As governments across the world have promised to stop polluting carbon emissions by 2050, scores of European cities have pledged to get there by 2030 — just seven years from now.
The European Union wants 100 cities — including capitals Paris, Madrid and Amsterdam — to be carbon neutral by the end of the decade. Berlin, which is not on the list, held a referendum in March on moving its target forward to 2030.
Despite a slim majority in favor of the plans, too few people voted overall for the law to pass.
Cities aiming to meet the target by 2030 would have to make unprecedented changes to the way their citizens move, live, eat and sleep.
In sectors like transport and buildings, the technologies to do so exist. The pathway is much less clear for industry and agriculture.
Supporters and scientists have highlighted that the shift to net-zero emissions by 2030 would quickly clean up the air, make streets safer and buildings more comfortable.
“All those carbon dioxide emissions cause not just environmental problems, but they also limit our way of life,” said Julia Epp, a scientist at the Potsdam Institute for Climate Impact Research in Germany. “We just need a lot more ambition.”
Why would cities hit net-zero emissions in 2030?
To keep global temperatures from rising by more than 1.5 degrees Celsius (2.7 degrees Fahrenheit) — the target to which world leaders promised to try to limit global warming — humanity must cut pollution fast.
The Intergovernmental Panel on Climate Change found that the world needs to cut carbon emissions to net-zero by the middle of the century.
Net-zero means societies have to suck out as much carbon as they pump into the atmosphere. But technologies to remove carbon dioxide are limited and scientists are unsure how much they can absorb.
Still, that finding has led more than 100 countries to set net-zero targets for around 2050. Pressure is also rising on rich countries who have polluted the most, particularly those in Europe and North America, to move faster. While 2050 is a global average, nearly all countries signed the Paris Agreement on Climate Change, which accepts that countries have “common but differentiated responsibilities.”
Experts say cities are good targets for faster action because they pump out a disproportionate share of greenhouse gases — partly because they have more people and tend to be richer. Just 10 city regions in Europe are responsible for 7.5% of the continent’s total carbon dioxide emissions, a 2022 study found. The 100 dirtiest cities are responsible for 20% of the emissions.
European cities also have the wealth and technology to cut emissions quickly, said Epp. “Doing more — or doing anything — is always necessary and good because it will help us achieve our climate goals.”
How easy is net-zero by 2030?
Still, bringing a city’s emissions down to zero — or even close to it — is hard.
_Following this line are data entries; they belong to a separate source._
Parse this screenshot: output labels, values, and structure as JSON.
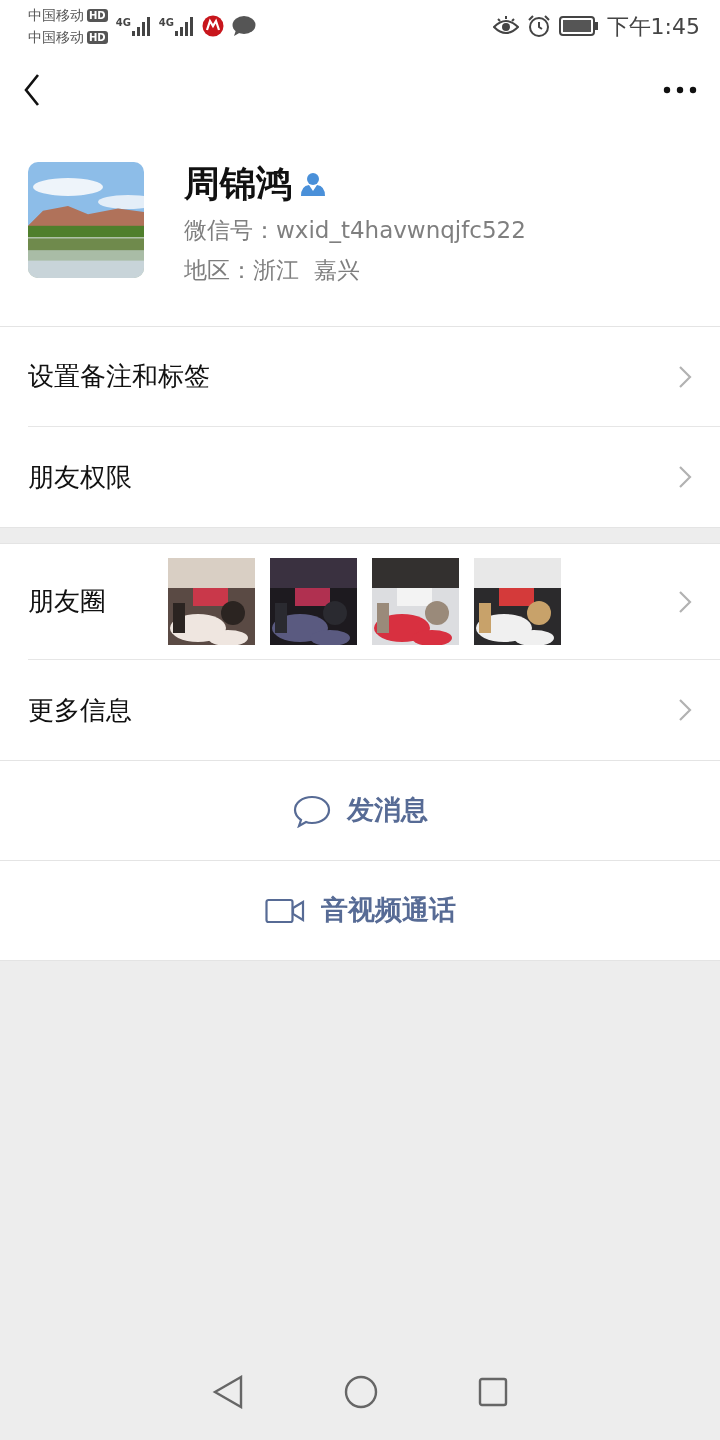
{
  "status_bar": {
    "carriers": [
      {
        "name": "中国移动",
        "badge": "HD",
        "network": "4G"
      },
      {
        "name": "中国移动",
        "badge": "HD",
        "network": "4G"
      }
    ],
    "time": "下午1:45"
  },
  "profile": {
    "name": "周锦鸿",
    "id_label": "微信号：",
    "id_value": "wxid_t4havwnqjfc522",
    "region_label": "地区：",
    "region_value": "浙江  嘉兴"
  },
  "groups": [
    {
      "items": [
        {
          "kind": "link",
          "label": "设置备注和标签"
        },
        {
          "kind": "link",
          "label": "朋友权限"
        }
      ]
    },
    {
      "items": [
        {
          "kind": "moments",
          "label": "朋友圈"
        },
        {
          "kind": "link",
          "label": "更多信息"
        }
      ]
    }
  ],
  "actions": [
    {
      "kind": "message",
      "label": "发消息"
    },
    {
      "kind": "call",
      "label": "音视频通话"
    }
  ]
}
In a sector like transport, officials could force out combustion engine cars, improve public transport and make streets easier to walk. But electrifying the energy supply may require changes that need regional or national support.
“Moving to achieve this by 2030 will demand a quite profound mobilization,” said Thomas Osdoba, who leads the EU’s NetZero Cities program supporting 112 cities on their way to the target.
The program helps members overcome structural, institutional and cultural barriers, with the idea that lessons from one can be applied to another. Because most cities have only just started, it is unclear how likely they are to succeed.
This is a learning process driven by innovation, said Osdoba. “If a good number of cities are able to achieve the goal as specified — and a larger number demonstrate they are able to move much more quickly to the outcome, even if they do not quite make it by 2030 — I would call the mission a success.”
In some sectors, like heavy industry, technological solutions are some way off. Facilities to capture carbon and store it safely underground have not yet achieved the efficiency needed to clean up cement plants, for instance. That makes full decarbonization a challenge for more industrial cities.
Port cities like Rotterdam, in the Netherlands, and Hamburg, in Germany will also struggle to clean up without help at a national or European level.
Earlier starts make success more likely
Still, “the crucial issue is not the 2030 goal but the time when action started to achieve the goal,” said Felix Creutzig, a professor of Sustainability Economics at the Technical University of Berlin.
Denmark’s capital Copenhagen started to tackle its 2025 climate neutrality goal in 2012. The city expects to reduce emissions by about 82% in 2025 compared to 2010, a spokesperson for the city’s climate team told DW, mainly from heating and electricity.
Transport emissions were harder to clean up, the spokesperson said, and a plan to capture carbon from a waste incinerator plant will not be completed in time. “Carbon capture is a highly viable — and currently possibly the only — option for waste incinerators to become carbon neutral.”
Still, if Copenhagen succeeds in cutting emissions 82% in 15 years, it will be one of the cities that has made the most progress in cleaning up.
“While there are loopholes in Copenhagen’s plan, the time frame allows Copenhagen to get close to climate neutrality in 2025,” said Creutzig. “In contrast, only starting now with climate action to achieve a 2030 climate neutrality goal is too late.”